At this point, Rishi Sunak had been Chancellor of the Exchequer for little more than a month, having
replaced Sajid Javid on February 13th. He delivered his first Budget a month later, presenting what he then
described as a ‘temporary, timely and targeted’ response to the coronavirus outbreak. The measures, he
said, would ‘greatly improve’ the chance of the UK economy rebounding in the second half of the year. In
retrospect, perhaps the most prescient comment came from Andrew Neil, then working for the BBC, who
said that the Chancellor had “splashed the cash” and a huge increase in borrowing was on the cards.
As we all now know, the global pandemic had a much greater impact than Rishi Sunak could have
anticipated. In 2020, the UK economy contracted by 9.4%. Having started the year at 7,542, the UK’s
FTSE-100 index of leading shares fell 14% to end the year at 6,461.
And then the economy did bounce back. As the vaccine programme was rolled out and the pandemic
finally loosened its grip in 2021, the UK economy grew by 7.5%, while the stock market recovered nearly all
the lost ground, ending the year at 7,385. By January of this year, the papers were finally reporting that the
UK economy was back to ‘pre-pandemic levels’.

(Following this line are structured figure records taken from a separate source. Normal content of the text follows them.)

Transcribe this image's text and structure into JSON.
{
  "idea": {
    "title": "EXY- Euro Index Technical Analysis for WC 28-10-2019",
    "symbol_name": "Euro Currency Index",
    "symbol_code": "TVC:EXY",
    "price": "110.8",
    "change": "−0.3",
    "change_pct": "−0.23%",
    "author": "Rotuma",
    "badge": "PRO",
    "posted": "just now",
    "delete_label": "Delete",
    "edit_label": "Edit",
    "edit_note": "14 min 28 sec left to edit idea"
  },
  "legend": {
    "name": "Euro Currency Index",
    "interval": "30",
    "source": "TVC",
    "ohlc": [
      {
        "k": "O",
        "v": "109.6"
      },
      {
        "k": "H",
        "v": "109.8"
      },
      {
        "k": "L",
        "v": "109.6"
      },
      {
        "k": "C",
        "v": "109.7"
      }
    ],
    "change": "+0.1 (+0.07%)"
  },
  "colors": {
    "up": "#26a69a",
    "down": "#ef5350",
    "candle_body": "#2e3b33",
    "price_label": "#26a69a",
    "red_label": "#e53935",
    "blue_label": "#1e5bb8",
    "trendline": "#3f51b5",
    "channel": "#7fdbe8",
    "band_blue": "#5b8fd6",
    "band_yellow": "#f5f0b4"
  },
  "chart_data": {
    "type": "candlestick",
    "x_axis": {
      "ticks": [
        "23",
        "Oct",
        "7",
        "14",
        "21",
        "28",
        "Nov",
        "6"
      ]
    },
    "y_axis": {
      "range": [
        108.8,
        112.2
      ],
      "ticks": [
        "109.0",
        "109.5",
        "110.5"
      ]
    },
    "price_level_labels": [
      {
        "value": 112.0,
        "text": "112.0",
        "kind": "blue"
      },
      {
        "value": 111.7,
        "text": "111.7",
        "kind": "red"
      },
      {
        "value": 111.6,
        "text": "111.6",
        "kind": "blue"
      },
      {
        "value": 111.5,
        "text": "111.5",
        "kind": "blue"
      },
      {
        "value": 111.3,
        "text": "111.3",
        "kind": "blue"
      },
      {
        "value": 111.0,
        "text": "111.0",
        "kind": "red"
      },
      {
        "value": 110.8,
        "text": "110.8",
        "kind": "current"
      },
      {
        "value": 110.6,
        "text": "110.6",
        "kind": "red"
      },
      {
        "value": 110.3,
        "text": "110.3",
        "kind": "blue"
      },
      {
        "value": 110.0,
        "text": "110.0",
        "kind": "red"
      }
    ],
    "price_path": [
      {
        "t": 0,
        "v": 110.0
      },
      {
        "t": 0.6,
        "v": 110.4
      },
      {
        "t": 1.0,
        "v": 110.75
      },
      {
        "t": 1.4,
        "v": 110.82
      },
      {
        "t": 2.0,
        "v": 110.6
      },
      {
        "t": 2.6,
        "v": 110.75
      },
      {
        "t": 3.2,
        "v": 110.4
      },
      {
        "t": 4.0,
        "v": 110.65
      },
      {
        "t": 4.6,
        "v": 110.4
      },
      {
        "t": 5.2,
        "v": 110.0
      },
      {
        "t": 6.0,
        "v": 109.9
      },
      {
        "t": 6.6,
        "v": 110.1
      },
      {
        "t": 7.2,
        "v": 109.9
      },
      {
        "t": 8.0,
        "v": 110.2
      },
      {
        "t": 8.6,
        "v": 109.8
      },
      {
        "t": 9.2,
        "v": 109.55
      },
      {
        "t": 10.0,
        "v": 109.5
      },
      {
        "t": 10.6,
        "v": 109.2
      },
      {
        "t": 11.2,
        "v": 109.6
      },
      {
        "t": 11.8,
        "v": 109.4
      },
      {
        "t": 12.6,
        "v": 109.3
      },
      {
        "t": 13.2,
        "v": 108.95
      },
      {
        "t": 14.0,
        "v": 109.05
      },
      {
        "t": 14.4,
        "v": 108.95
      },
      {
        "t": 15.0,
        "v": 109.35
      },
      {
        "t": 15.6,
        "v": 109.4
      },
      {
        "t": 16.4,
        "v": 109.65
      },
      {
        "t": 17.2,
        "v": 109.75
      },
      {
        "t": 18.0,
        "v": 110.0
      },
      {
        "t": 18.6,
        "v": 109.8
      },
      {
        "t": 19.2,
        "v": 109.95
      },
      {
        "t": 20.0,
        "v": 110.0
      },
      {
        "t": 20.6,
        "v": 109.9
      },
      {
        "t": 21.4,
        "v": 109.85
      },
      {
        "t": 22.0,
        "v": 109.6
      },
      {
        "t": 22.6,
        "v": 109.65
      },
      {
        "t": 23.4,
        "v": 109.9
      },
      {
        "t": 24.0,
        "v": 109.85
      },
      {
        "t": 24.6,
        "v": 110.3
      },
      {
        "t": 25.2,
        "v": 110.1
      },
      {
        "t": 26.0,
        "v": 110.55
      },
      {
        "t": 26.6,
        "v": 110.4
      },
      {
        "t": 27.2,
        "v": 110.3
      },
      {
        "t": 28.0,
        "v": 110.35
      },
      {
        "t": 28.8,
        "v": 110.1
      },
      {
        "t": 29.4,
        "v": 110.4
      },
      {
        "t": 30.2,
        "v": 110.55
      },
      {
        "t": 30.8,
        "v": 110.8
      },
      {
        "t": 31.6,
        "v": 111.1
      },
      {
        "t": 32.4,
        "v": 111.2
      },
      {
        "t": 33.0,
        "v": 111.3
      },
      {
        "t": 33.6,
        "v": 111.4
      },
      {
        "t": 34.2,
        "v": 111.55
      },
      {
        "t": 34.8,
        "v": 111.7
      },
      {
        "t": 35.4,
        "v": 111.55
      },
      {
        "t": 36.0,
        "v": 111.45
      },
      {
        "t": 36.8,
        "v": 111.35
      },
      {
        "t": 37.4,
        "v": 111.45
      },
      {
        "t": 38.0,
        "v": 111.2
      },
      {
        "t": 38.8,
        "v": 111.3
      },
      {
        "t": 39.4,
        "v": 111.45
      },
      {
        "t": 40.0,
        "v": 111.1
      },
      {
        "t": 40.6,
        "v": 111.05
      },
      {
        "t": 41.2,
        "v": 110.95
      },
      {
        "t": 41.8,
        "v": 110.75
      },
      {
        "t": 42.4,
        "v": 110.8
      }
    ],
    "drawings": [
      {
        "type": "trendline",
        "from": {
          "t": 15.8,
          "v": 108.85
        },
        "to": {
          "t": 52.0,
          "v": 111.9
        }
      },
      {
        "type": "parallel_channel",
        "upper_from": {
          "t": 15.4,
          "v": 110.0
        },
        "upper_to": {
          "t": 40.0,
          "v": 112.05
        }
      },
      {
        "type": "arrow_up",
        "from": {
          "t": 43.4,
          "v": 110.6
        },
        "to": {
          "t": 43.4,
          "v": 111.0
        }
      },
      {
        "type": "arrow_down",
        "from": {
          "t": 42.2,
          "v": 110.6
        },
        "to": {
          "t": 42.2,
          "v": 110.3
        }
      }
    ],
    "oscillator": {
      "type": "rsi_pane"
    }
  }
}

Many of our clients will know the famous quotation from former Prime Minister Harold Macmillan, who
when asked by a junior reporter what his greatest problem was, simply replied: “Events, dear boy, events.”
As Chancellor, Rishi Sunak has had more than his share of ‘events’. First, there was the pandemic and then,
on February 24th this year, the Russian invasion of Ukraine, as well as rising inflation, rapidly increasing
energy prices and a looming cost of living crisis. Despite the UK economy rebounding in 2021, the economic
background to the Spring Statement was anything but rosy.